İnternetten alışveriş değil de, gün boyunca, 8tracks.com’dan falan, müziğimiz eksik olmaz misal. Hibrit bir yaşam yani bizimki.  Sabah kalkma saatimizi o günkü işler, mevsim ve keyfimiz belirliyor, bir de tabi akşam “Yarın sabah kaçta yapıyoruz sabah çemberini?” sorusuna verdiğimiz cevap. Genelde 7 ile 8 buçuk arası bir şey oluyor. Kahvaltı, çay falan. Ardından bir “sabah çemberi”. Çemberde o sırada Ormanevi‘nde yaşayan herkes bir araya geliyor, iş dağılımını yapıyoruz. Ardından biraz daha muhabbet. Ev işi, bahçe işi, avlu işi, tarla işi… Yakındaki kasabada yaşayan ve köy civarında tarım yapan dayım geliyor, işine yardıma çağırıyor. Bilgisayar başından yaptığımız işler için masa başı (Ben misal, Buğday Derneği’nin Tohum Takas Ağı Projesi‘ni yürütüyorum)… Öğlen, hele yaz mevsimiyse, 1-2 saat uykuyu aksatmıyoruz artık zaten. Öğleden sonra yine iş. Akşam yemek, çay, muhabbet, bazen beraber bi’ film izlemece, müzik yapıyoruz, bazen odalarımızda ayrı ayrı kitap. Ben mektuplar yazıyorum arada, hayatımdaki bazı insanlara…

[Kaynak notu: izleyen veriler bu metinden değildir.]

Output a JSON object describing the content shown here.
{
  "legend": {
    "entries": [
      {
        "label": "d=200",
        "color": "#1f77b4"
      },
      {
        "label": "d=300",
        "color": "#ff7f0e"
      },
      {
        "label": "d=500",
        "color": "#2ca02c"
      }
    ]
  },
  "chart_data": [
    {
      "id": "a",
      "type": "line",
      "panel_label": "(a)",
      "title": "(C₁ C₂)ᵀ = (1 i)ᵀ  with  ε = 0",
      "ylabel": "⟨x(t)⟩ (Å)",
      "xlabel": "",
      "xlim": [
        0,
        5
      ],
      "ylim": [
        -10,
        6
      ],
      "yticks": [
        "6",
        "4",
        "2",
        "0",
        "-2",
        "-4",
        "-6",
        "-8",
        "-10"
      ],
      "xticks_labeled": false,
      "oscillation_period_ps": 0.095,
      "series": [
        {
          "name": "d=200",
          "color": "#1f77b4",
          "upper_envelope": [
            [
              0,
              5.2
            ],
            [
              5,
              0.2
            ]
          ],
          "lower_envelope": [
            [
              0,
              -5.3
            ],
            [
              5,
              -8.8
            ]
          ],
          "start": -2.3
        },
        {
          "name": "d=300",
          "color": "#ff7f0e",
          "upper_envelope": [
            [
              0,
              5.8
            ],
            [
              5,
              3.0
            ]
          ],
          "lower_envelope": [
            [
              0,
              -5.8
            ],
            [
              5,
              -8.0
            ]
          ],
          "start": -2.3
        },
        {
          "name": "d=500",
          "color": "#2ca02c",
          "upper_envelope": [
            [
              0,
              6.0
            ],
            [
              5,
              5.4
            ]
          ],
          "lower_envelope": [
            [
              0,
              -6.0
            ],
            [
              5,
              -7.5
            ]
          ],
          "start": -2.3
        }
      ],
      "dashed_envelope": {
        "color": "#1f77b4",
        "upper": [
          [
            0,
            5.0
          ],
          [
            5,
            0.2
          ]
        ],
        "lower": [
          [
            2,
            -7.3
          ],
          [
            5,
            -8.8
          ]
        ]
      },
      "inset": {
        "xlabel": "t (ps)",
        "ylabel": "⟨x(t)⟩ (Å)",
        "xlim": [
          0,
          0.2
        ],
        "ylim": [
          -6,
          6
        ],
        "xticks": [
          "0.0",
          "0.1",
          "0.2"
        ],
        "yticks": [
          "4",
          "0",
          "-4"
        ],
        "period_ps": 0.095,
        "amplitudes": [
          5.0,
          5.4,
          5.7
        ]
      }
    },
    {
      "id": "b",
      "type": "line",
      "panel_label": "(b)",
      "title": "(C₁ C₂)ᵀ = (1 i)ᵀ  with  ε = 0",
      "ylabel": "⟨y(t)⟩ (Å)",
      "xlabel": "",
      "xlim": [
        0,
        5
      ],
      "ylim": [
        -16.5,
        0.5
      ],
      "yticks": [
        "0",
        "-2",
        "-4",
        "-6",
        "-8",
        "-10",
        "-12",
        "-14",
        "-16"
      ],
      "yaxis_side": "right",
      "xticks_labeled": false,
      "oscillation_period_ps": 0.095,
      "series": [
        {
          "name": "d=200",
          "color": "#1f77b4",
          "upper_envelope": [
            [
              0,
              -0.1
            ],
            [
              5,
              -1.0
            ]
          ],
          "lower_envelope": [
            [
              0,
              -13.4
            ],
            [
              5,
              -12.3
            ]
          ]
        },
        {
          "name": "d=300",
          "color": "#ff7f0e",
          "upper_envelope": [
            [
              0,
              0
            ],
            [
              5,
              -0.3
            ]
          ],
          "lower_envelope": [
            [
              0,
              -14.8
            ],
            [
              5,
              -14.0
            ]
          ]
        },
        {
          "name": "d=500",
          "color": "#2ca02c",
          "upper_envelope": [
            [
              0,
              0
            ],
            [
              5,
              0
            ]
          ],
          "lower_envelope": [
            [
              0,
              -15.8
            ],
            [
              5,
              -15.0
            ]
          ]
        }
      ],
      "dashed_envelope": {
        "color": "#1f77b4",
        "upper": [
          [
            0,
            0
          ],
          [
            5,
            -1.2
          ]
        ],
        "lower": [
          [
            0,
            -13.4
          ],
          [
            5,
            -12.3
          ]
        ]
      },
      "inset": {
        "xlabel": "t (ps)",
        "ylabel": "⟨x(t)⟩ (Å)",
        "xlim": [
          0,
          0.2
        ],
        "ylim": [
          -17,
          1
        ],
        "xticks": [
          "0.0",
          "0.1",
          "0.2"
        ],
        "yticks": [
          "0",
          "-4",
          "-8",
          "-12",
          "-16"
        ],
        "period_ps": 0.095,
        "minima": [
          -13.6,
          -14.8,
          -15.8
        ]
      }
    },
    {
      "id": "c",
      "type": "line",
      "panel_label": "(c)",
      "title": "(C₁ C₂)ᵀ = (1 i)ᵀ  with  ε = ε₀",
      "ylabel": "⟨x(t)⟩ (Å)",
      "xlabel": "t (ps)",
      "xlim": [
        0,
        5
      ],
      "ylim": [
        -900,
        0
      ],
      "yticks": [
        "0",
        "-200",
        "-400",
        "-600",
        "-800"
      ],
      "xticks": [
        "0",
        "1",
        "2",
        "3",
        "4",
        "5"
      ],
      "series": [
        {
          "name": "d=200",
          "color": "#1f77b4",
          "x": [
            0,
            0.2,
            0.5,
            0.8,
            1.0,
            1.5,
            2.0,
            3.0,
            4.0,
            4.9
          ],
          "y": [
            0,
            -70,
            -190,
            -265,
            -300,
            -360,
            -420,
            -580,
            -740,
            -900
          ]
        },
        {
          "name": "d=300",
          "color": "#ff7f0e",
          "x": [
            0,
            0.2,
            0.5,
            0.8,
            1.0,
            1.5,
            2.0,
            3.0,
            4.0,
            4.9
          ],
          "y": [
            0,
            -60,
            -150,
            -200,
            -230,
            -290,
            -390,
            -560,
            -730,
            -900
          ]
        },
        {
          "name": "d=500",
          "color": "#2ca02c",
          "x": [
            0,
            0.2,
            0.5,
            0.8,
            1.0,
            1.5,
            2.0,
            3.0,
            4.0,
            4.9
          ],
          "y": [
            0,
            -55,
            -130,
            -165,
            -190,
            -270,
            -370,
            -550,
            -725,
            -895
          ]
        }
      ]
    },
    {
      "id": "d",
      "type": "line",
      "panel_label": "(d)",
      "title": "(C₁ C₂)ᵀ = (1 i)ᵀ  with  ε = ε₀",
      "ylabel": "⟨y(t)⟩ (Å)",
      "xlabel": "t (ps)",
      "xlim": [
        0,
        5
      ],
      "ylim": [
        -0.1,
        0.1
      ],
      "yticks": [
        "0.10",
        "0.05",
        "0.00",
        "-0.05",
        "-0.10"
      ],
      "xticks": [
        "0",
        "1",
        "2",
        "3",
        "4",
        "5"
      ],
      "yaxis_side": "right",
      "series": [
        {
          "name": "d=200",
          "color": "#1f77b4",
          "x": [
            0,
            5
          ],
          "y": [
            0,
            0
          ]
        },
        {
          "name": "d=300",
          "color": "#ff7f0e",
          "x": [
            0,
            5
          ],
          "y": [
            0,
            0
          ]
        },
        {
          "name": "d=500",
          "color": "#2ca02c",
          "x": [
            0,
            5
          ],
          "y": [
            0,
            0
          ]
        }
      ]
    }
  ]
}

Mevsimsel olarak çok değişiyor. Kışın daha fazla içerideydik mesela. Gerçi ben sıcağa gelemiyorum pek, soğuğu seviyorum, kışın ve baharda daha hareketli oluyorum.

Zaman algısı çok farklı. Milliyet gazetesinde bizle yaptıkları röportaja “Hayatları ezan sesine ayarlı” başlığını atmışlardı. Caminin dibindeyiz zaten, ezan saati ne zaman hava kararacak falan, çok güzel hatırlatıyor.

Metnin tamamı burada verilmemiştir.